I expect the answer to be obvious one way or another, if not I will attempt to settle via Twitter poll, if that isn't definitive I will ask experts and use best judgment.
@ZviMowshowitz maybe use the @traders thing next time so we see the notification. I get the impression there's been this cambrian explosion of preference optimization methods. Not sure which labs/models are still primarily using RLHF
Llama 3 was released today and uses DPO: "Our approach to post-training is a combination of supervised fine-tuning (SFT), rejection sampling, proximal policy optimization (PPO), and direct policy optimization (DPO)." source: https://ai.meta.com/blog/meta-llama-3/
@StephenMcAleese Yeah. Tbh I was a little sad to see they were mixing in PPO as well. Not clear how important each component is.
I feel like this market is getting weighed down somewhat by people failing to read the resolution criteria fully— this is excluding the big labs, so afaict DPO has already more or less replaced RLHF in the relevant domain. IMO in order for this market to resolve No there would need to be some kind of RLHF renaissance outside of the big labs, which seems pretty unlikely.
FWIW my original prediction actually included the big labs, which is why I only said 60% confidence.
@NoraBelrose I agree completely. Mistral, DeepSeek, Qwen, EleutherAI, and Nous Research are all on DPO, it has swept the HF OpenLLM Leaderboard, and has been substantially more popular with indie developers since day 1.
It looks to me like this is de facto resolved "yes" already.
@ZviMowshowitz can you say more about the denominator here? Are you targeting the popularity of DPO in terms of the proportion of models built (anywhere; publicly known or private; commercial or non-commercial; during June 2024) that use DPO out of those that use DPO or RLHF? Models that are publicly known? Models at the tops of leaderboards? Models in ML papers? Some weighted version of the above? The number of ML engineers who are using DPO vs RLHF in June 2024? Etc.
Personally, I feel confident in YES for some of these but NO for others.
@Jacy The spirit of the question is that this applies to DPO is being used more in practice at the time for currently training models, as best we can tell.

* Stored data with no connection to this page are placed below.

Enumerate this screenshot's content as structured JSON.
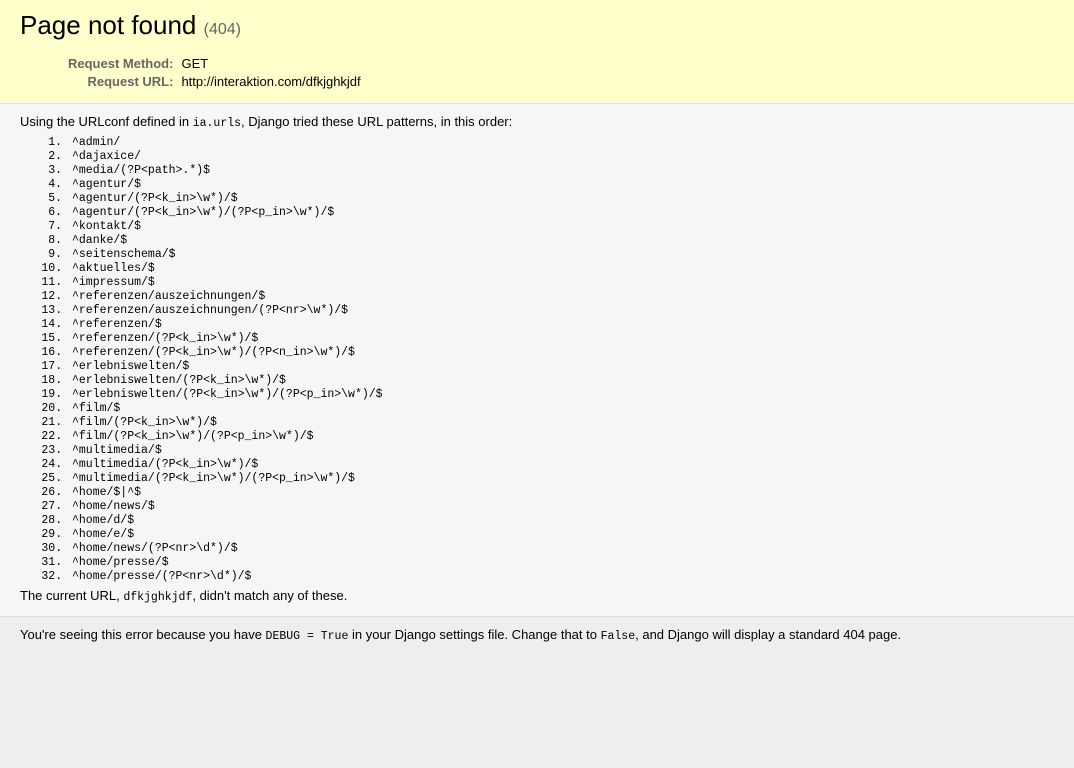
{
  "summary": {
    "title": "Page not found",
    "status_code": "(404)",
    "request_method_label": "Request Method:",
    "request_method": "GET",
    "request_url_label": "Request URL:",
    "request_url": "http://interaktion.com/dfkjghkjdf"
  },
  "info": {
    "intro_before": "Using the URLconf defined in ",
    "urlconf": "ia.urls",
    "intro_after": ", Django tried these URL patterns, in this order:",
    "patterns": [
      "^admin/",
      "^dajaxice/",
      "^media/(?P<path>.*)$",
      "^agentur/$",
      "^agentur/(?P<k_in>\\w*)/$",
      "^agentur/(?P<k_in>\\w*)/(?P<p_in>\\w*)/$",
      "^kontakt/$",
      "^danke/$",
      "^seitenschema/$",
      "^aktuelles/$",
      "^impressum/$",
      "^referenzen/auszeichnungen/$",
      "^referenzen/auszeichnungen/(?P<nr>\\w*)/$",
      "^referenzen/$",
      "^referenzen/(?P<k_in>\\w*)/$",
      "^referenzen/(?P<k_in>\\w*)/(?P<n_in>\\w*)/$",
      "^erlebniswelten/$",
      "^erlebniswelten/(?P<k_in>\\w*)/$",
      "^erlebniswelten/(?P<k_in>\\w*)/(?P<p_in>\\w*)/$",
      "^film/$",
      "^film/(?P<k_in>\\w*)/$",
      "^film/(?P<k_in>\\w*)/(?P<p_in>\\w*)/$",
      "^multimedia/$",
      "^multimedia/(?P<k_in>\\w*)/$",
      "^multimedia/(?P<k_in>\\w*)/(?P<p_in>\\w*)/$",
      "^home/$|^$",
      "^home/news/$",
      "^home/d/$",
      "^home/e/$",
      "^home/news/(?P<nr>\\d*)/$",
      "^home/presse/$",
      "^home/presse/(?P<nr>\\d*)/$"
    ],
    "current_before": "The current URL, ",
    "current_path": "dfkjghkjdf",
    "current_after": ", didn't match any of these."
  },
  "explanation": {
    "text_1": "You're seeing this error because you have ",
    "debug_code": "DEBUG = True",
    "text_2": " in your Django settings file. Change that to ",
    "false_code": "False",
    "text_3": ", and Django will display a standard 404 page."
  }
}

It does not only apply to models that have been deployed.
As noted, my intention if this is unclear at the time is to outsource the answer to experts or a poll as seems best.
@adjo It's about which is a more popular technique, so a hybrid approach would be weighed accordingly.
For the purpose of this question, do you consider PsiPO or IPO (http://arxiv.org/abs/2310.12036) to be "DPO variants"? PsiPO is a generalisation of DPO, and IPO is another special case of PsiPO.
10k of limit orders between 60% and 85%